L’11 settembre 2001 è iniziata la quarta guerra mondiale (la terza è stata quella «fredda» tra mondo libero e comunismo), dichiarata dall’ultra-fondamentalismo islamico all’Occidente. Fino all’11 luglio 2006 la quarta guerra mondiale è stata asimmetrica, combattuta non in campo aperto ma attraverso lo strumento vile e barbaro del terrorismo. L’11 luglio 2006 - mentre Al Qaida metteva a segno a Bombay il secondo più sanguinoso attentato della sua storia - la quarta guerra mondiale è passata dalla fase asimmetrica a una mista. La cupola internazionale che guida il jihad islamico contro l’Occidente - che comprende Al Qaida, la Siria e l’Iran - ha deciso di scatenare una guerra a metà strada fra il terrorismo e la campagna militare tradizionale contro Israele, preludio e modello di campagne simili che potranno essere scatenate in futuro contro gli alleati musulmani dell'Occidente: l’Irak e l'Afghanistan qualora fossero privati del presidio militare europeo e americano, la Giordania, in futuro l'Arabia Saudita e il Marocco.

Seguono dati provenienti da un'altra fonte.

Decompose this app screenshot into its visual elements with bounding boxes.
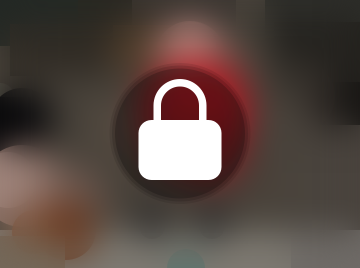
button[interactable]: Locked content	[0, 0, 360, 268]
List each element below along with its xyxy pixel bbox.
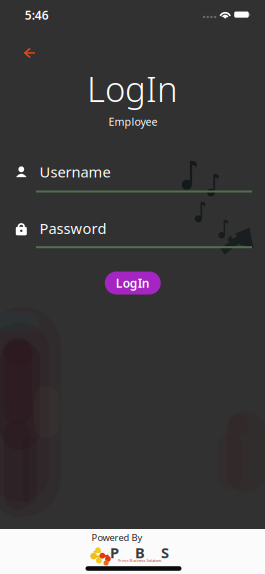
staticText: LogIn	[116, 275, 150, 291]
button[interactable]: LogIn	[105, 272, 161, 294]
button[interactable]: Back	[12, 38, 46, 68]
staticText: LogIn	[87, 66, 178, 112]
staticText: Prime Business Solutions	[118, 558, 162, 563]
staticText: 5:46	[25, 7, 49, 23]
staticText: Password	[40, 219, 106, 238]
staticText: Employee	[108, 114, 158, 129]
staticText: Username	[40, 162, 110, 182]
staticText: P B S	[110, 543, 169, 562]
staticText: Powered By	[92, 531, 142, 544]
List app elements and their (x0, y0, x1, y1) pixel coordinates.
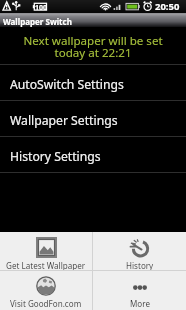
staticText: 20:50 (155, 0, 180, 13)
staticText: Visit GoodFon.com (10, 298, 82, 309)
button[interactable]: Get Latest Wallpaper (0, 232, 92, 270)
button[interactable]: History (93, 232, 186, 270)
button[interactable]: Visit GoodFon.com (0, 271, 92, 310)
button[interactable]: Wallpaper Settings (0, 101, 186, 136)
other: Get Latest Wallpaper (36, 237, 57, 258)
other: Visit GoodFon.com (36, 276, 56, 296)
button[interactable]: History Settings (0, 137, 186, 172)
staticText: Wallpaper Switch (3, 16, 72, 27)
staticText: Next wallpaper will be set today at 22:2… (0, 33, 186, 61)
other: History (129, 237, 150, 258)
button[interactable]: AutoSwitch Settings (0, 65, 186, 100)
staticText: Wallpaper Settings (10, 112, 118, 129)
other: More (130, 276, 150, 296)
staticText: History Settings (10, 148, 101, 165)
staticText: AutoSwitch Settings (10, 76, 124, 93)
staticText: More (130, 298, 150, 309)
staticText: Get Latest Wallpaper (6, 260, 86, 270)
staticText: 100 (35, 3, 48, 13)
staticText: History (126, 260, 154, 270)
button[interactable]: More (93, 271, 186, 310)
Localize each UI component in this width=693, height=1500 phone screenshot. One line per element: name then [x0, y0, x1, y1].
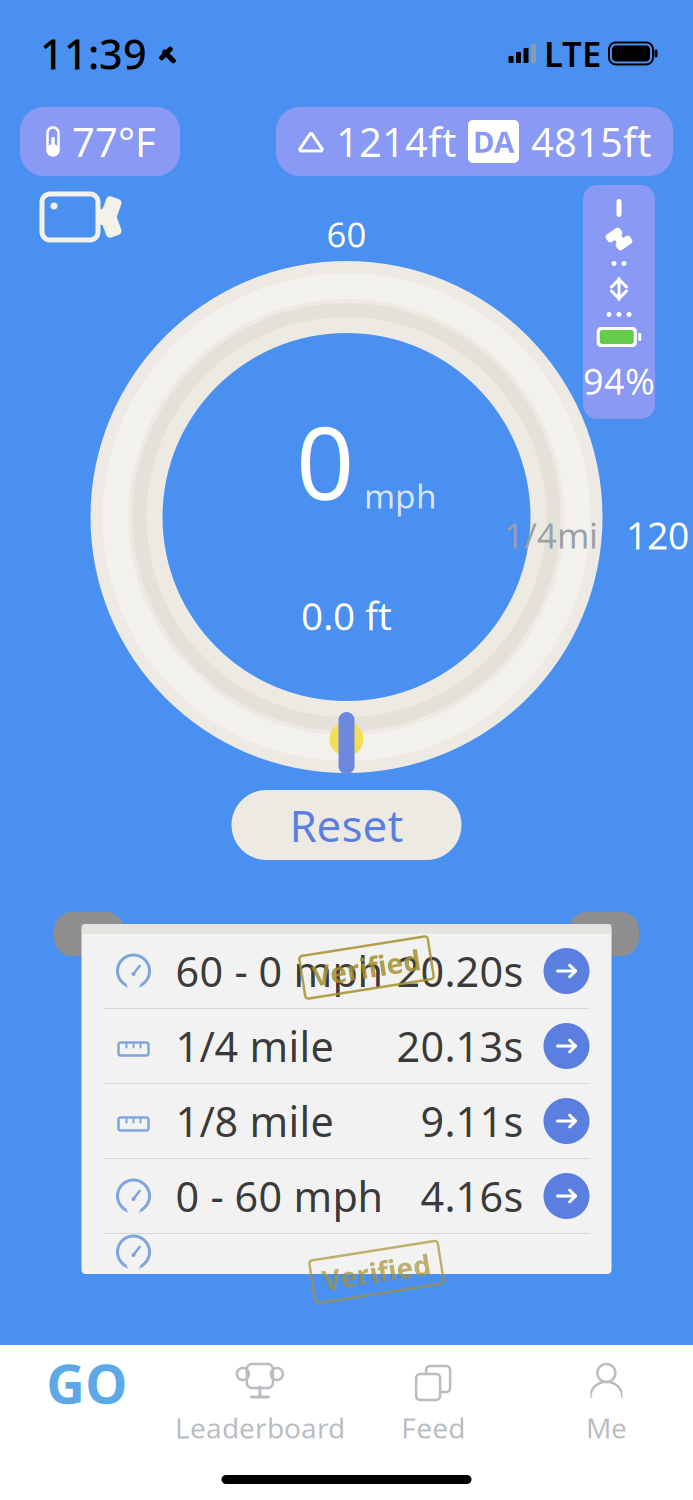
- staticText: Feed: [401, 1409, 465, 1446]
- staticText: Reset: [290, 796, 404, 854]
- staticText: 1214ft: [336, 115, 456, 168]
- staticText: 1/8 mile: [176, 1094, 334, 1148]
- button[interactable]: 1/8 mile: [82, 1084, 612, 1159]
- button[interactable]: 0 - 60 mph: [82, 1159, 612, 1234]
- staticText: 94%: [583, 357, 655, 405]
- button[interactable]: 77°F: [20, 107, 180, 176]
- button[interactable]: GO: [0, 1355, 173, 1446]
- staticText: 11:39: [40, 26, 147, 81]
- staticText: 4.16s: [420, 1169, 524, 1224]
- staticText: GO: [46, 1348, 127, 1418]
- staticText: Leaderboard: [175, 1409, 345, 1446]
- staticText: 0 - 60 mph: [176, 1169, 384, 1224]
- staticText: 0: [296, 393, 354, 528]
- staticText: 20.13s: [396, 1019, 524, 1074]
- staticText: 9.11s: [420, 1094, 524, 1148]
- staticText: Verified: [312, 949, 422, 986]
- staticText: Me: [586, 1409, 627, 1446]
- staticText: 77°F: [72, 115, 156, 168]
- button[interactable]: Me: [520, 1355, 693, 1446]
- button[interactable]: Leaderboard: [173, 1355, 346, 1446]
- button[interactable]: 1/4 mile: [82, 1009, 612, 1084]
- staticText: 4815ft: [531, 115, 651, 168]
- staticText: DA: [473, 122, 514, 161]
- staticText: LTE: [544, 30, 601, 76]
- button[interactable]: 60 - 0 mph: [82, 934, 612, 1009]
- staticText: 120: [626, 510, 689, 560]
- staticText: 0.0 ft: [301, 590, 392, 641]
- staticText: 60 - 0 mph: [176, 944, 384, 998]
- staticText: 1/4 mile: [176, 1019, 334, 1074]
- button[interactable]: Record video: [34, 185, 124, 249]
- button[interactable]: Reset: [232, 790, 462, 860]
- staticText: mph: [364, 473, 437, 518]
- staticText: 60: [326, 211, 366, 257]
- staticText: Verified: [322, 1253, 432, 1291]
- button[interactable]: 1214ft: [276, 107, 673, 176]
- staticText: 20.20s: [396, 944, 524, 998]
- button[interactable]: Feed: [346, 1355, 520, 1446]
- staticText: 1/4mi: [504, 512, 598, 558]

Né gli Hezbollah libanesi né le milizie palestinesi, ormai divise in micro-bande che si sgozzano tutti i giorni fra loro e che né Abu Mazen né Hamas controllano più, sono protagonisti autonomi dell’attacco a Israele. Le strategie, gli ordini, le armi, il denaro vengono da Teheran e da Damasco, talora da Al Qaida. I cittadini libanesi e molti palestinesi sono vittime innocenti di questa nuova fase della guerra mondiale. Ma non sono vittime di Israele. Sono vittime dell’asse del terrore che unisce Damasco a Teheran e che, dopo l’uscita di scena di chi si opponeva alla collaborazione fra terrorismo sunnita e sciita, al-Zarqawi (che probabilmente la stessa cupola di Al Qaida ha eliminato facendo arrivare le opportune informazioni agli americani), comprende anche Bin Laden e al-Zawahiri. L’Europa e la sinistra italiana non capiscono che parole come «moderazione», «reazione proporzionata», «soluzione diplomatica», road map hanno ormai perso qualunque significato. Si invita Israele a «negoziare». Con chi? L’Autorità Nazionale Palestinese non esiste più. Abu Mazen rischia che gli sia fatta la pelle - da altri palestinesi, non dagli israeliani - se solo mette il naso fuori del suo palazzo. Il governo di Hamas nei Territori rilascia dichiarazioni che sono regolarmente smentite da dirigenti della stessa Hamas che vivono a Damasco e che si ritengono mandatari non degli elettori palestinesi ma del trio Bin Laden-Assad-Ahmadinejad. Il governo libanese, che aveva imbarcato esponenti degli Hezbollah sperando di tenerli buoni, non è affatto in grado di controllare l’organizzazione terroristica sciita, che non risponde a Beirut ma a Teheran.
Come in tutte le guerre mondiali, si vede bene in che direzione va la storia, ma nessuno ha troppa voglia di parlarne. Questa guerra può finire solo con la caduta dei regimi in Siria e in Iran. È assai difficile che a questa soluzione si possa arrivare evitando lo strumento militare, tramite rivolte popolari locali: ma la speranza è l’ultima a morire. Nel frattempo, non si tratta di «evitare» una guerra in Medio Oriente come pensano qualche burocrate europeo e Romano Prodi. La guerra c’è già. Per l’Occidente, la prima battaglia da vincere - al fianco di Israele, ma anche di chi combatte le cellule che preparano attentati in Europa - è l’eliminazione fisica delle milizie terroriste che operano agli ordini diretti della Siria, dell’Iran e di Al Qaida. Ma, vinta questa battaglia, non sarà finita la guerra.